Beans (Phaseolus vulgaris L.) are the second major contributor of dietary protein in East and Central Africa. With an adoption rate of 50% among farmers just 10 years after their introduction, improved climbing beans are fast replacing the bush type, raising on-farm productivity and contributing significantly to the GDP in Rwanda. Due to their yield advantage of 150% to 300% and better disease resistance, climbing beans have shown great potential for intensified production in other densely populated, humid, root-rot infested highlands in southern Uganda and central and western Kenya, as well as northern Tanzania, where improved varieties of climbing beans released in Rwanda have been introduced in recent years.
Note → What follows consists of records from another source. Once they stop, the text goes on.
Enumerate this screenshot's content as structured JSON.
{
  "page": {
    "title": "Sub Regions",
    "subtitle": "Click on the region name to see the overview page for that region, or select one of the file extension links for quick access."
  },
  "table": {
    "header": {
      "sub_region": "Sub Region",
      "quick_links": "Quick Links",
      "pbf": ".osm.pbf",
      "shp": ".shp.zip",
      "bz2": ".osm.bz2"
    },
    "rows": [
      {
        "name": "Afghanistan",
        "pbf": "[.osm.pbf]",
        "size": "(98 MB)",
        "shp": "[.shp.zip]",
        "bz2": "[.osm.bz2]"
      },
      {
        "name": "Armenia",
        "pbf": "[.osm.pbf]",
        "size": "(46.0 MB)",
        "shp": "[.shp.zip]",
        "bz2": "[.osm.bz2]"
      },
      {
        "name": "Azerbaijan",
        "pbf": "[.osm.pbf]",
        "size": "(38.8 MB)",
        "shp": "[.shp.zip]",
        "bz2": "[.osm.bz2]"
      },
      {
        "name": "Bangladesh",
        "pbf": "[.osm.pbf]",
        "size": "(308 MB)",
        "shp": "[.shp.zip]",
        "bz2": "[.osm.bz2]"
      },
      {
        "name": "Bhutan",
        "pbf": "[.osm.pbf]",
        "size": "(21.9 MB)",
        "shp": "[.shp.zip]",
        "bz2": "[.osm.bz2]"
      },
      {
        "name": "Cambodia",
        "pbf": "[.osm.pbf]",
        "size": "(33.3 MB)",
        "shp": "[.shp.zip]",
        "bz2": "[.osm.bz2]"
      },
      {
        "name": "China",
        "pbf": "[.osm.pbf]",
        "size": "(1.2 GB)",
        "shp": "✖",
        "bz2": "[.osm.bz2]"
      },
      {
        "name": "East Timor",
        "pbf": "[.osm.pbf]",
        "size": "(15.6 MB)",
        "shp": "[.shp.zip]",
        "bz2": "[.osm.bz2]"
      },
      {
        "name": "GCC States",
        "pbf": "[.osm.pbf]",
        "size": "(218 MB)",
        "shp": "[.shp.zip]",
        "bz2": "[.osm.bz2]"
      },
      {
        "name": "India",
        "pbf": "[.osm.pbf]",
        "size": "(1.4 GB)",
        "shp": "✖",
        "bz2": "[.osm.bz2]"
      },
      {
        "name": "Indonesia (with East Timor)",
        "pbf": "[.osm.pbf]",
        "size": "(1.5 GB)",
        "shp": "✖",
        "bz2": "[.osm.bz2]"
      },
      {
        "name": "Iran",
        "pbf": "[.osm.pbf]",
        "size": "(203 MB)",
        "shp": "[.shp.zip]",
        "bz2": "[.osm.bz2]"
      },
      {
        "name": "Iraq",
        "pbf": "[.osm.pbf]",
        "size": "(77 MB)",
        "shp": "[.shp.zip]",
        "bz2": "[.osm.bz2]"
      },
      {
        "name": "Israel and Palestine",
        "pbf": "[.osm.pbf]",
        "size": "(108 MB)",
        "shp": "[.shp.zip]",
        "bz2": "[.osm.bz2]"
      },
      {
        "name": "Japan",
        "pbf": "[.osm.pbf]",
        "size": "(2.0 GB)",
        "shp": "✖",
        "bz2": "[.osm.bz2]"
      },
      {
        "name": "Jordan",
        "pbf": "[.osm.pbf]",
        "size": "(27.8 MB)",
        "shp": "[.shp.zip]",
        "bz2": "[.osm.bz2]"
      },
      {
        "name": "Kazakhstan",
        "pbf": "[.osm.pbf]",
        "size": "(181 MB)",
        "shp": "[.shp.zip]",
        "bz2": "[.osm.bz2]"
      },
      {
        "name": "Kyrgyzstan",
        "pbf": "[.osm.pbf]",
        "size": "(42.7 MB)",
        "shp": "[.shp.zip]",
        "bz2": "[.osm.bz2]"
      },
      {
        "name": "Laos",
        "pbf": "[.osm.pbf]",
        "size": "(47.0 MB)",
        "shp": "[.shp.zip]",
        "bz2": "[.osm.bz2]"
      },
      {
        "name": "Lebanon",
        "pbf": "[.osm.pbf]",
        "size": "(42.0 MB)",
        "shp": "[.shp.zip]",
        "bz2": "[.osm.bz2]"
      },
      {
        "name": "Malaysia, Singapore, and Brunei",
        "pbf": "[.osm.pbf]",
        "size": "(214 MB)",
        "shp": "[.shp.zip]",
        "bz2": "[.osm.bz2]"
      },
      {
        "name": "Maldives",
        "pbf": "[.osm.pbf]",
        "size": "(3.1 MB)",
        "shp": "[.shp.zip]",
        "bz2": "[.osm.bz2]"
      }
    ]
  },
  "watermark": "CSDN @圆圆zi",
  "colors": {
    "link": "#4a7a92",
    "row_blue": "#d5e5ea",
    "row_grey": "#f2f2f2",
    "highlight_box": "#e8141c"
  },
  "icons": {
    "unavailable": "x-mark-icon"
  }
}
The economic returns from growing climbers have encouraged farmers to invest in species like Leucaena and Calliandra to overcome staking problems, which has, at the same time, enabled farmers to exploit other values of the species, such as soil protection, soil improvement, fodder for ruminants, or a source of cooking fuel. Current research by Institut des Sciences Agronomiques du Rwanda (ISAR) aims at developing climbing beans with red and red-mottled seed, having multiple disease resistance to meet the internal, regional, and international market demand.